Hello all, I’m back for another Q&A session hoping to give you a better look at what’s going on in my life in Poland!

What’s the favorite sport and where does basketball rank?

The favorite sport over here is most of the time soccer, however basketball isn’t too far behind. Handball, volleyball, track and field, and ice hockey are other popular sports. With that being said, basketball is probably in the top three and on the rise. Every gym that I’ve been to this far has always had great fan support and people seem to really follow their teams no matter what. My team has very loyal fans and they make the atmosphere tough for our opponents. We even had a group of fans travel to our away game nine hours away, which blew me away.

What do you do in your spare time?

In my spare time I watch a lot of movies, listen to music, play video games, read books, and try to keep up with my friends and family back home. With my city being so small and not much to do other than go to the mall, I get to hang out with my teammates a lot too, which is nice because nobody wants to be alone all the time. Sometimes like to consider myself as a movie critic as a part time job because I get to watch so many movies, which I’m not complaining about at all. I also get to work on wedding plans in my spare time with my fiance, so there are always things to do to keep me busy.

How’s the food? Have you sampled anything new that you like – or would never eat again?

How the food was going to be was always a concern to me when I knew I was coming overseas, but fortunately enough it’s pretty good here. I can be picky with some things when it comes to food but I’m getting a lot better with that ever since coming here.
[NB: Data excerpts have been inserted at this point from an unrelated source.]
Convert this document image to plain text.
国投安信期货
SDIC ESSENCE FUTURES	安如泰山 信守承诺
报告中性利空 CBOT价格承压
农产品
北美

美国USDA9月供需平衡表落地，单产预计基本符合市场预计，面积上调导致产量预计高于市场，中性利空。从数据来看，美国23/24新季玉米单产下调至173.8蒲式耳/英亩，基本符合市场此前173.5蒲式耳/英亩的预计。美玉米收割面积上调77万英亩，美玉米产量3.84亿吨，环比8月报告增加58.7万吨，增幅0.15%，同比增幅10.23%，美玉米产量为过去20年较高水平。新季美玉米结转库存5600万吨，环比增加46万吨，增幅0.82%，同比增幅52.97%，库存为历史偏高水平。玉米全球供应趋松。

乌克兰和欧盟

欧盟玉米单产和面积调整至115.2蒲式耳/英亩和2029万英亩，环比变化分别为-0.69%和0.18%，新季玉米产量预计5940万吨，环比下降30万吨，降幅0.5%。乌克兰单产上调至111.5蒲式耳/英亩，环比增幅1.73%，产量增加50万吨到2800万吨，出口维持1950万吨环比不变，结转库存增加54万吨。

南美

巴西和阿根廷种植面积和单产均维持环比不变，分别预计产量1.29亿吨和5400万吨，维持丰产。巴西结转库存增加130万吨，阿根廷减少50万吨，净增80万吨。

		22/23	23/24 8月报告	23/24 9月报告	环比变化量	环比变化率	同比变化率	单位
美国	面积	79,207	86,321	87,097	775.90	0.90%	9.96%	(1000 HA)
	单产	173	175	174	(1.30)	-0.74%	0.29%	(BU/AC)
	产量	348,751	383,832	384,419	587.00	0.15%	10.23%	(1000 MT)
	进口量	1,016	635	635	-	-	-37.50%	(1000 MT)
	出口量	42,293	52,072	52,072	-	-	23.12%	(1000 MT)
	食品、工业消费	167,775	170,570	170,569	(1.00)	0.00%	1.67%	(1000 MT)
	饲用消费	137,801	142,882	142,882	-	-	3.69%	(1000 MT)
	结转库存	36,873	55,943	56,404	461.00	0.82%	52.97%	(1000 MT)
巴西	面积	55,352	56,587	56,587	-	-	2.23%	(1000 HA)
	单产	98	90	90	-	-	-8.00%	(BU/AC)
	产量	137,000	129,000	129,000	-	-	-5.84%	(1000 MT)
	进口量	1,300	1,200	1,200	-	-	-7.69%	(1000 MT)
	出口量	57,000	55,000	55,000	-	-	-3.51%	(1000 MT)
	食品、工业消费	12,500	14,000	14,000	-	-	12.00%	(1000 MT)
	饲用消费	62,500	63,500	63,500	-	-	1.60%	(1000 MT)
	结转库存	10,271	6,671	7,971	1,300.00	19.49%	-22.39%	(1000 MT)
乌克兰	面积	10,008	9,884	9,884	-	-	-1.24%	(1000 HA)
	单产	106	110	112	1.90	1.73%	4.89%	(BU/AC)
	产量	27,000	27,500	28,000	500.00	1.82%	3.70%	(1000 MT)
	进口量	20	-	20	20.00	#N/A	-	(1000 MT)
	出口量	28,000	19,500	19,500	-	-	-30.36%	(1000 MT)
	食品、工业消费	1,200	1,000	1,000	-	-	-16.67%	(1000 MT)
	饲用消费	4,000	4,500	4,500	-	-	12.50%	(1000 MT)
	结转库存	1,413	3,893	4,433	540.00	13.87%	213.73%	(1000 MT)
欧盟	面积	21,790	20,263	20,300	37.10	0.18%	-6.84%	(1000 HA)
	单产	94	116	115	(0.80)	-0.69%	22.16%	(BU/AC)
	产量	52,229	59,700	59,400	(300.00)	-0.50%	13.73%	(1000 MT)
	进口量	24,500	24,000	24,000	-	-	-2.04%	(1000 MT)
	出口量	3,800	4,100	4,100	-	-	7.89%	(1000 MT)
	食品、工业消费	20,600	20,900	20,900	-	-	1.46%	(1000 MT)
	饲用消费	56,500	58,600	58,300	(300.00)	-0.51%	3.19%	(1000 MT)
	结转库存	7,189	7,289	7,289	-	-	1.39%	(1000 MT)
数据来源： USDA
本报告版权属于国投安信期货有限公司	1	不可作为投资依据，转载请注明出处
I love to eat and I’ve tried things here that aren’t too out of the ordinary but are things that Polish people eat all the time. Their soups and pastries are the two things that stand out to me that they take pride in and I’ve really enjoyed those two things. Their fruits and vegetables are also really good and fresh. I can’t think of anything that I’ve tried out of the ordinary that I wouldn’t ever try again, although I’m cautious with what I do try anyway.

What are the most surprising cultural differences?

The culture here is definitely different than anything I’ve been a part of, which is obvious because I’ve never lived anywhere but Bloomington. The biggest culture shock was obviously the language barrier. The younger population here in my city speaks decent English, but it’s difficult going into grocery stores and not knowing what things are. Thank goodness for my translator app on my iPhone, I’d be lost without it. I’ve been trying to learn some Polish but it’s definitely a hard language to learn, but I try and learn a few phrases each week from teammates and I’ll try to use it if I can pronounce it correctly. I’d say the food is another thing, it’s just different than what I’m used to eating back home. I can find foods that are similar to back home but nothing really tastes the same, it’s just different. There are also some random things that are just different that I will tell you all about. The weather is usually cold and rainy, which I guess isn’t anything I haven’t seen but it’s different because it’s all the time. When going grocery shopping you have to bring your own bags (or backpack) to put groceries in unless you want to pay for grocery bags. Same with shopping carts, big shopping centers make you pay for carts, which was different to me. Lastly, I don’t know if it counts as a culture shock for most people but it does for me; not being able to go to the gym and get extra shots up any day is quite tough on me. People all over town use the gym, we have the gym a lot and use it most obviously but we have to reserve it to have access. We have times when we can go in and get shots up that coach sets up, but as far as going in on your own and wanting to shoot, it doesn’t happen.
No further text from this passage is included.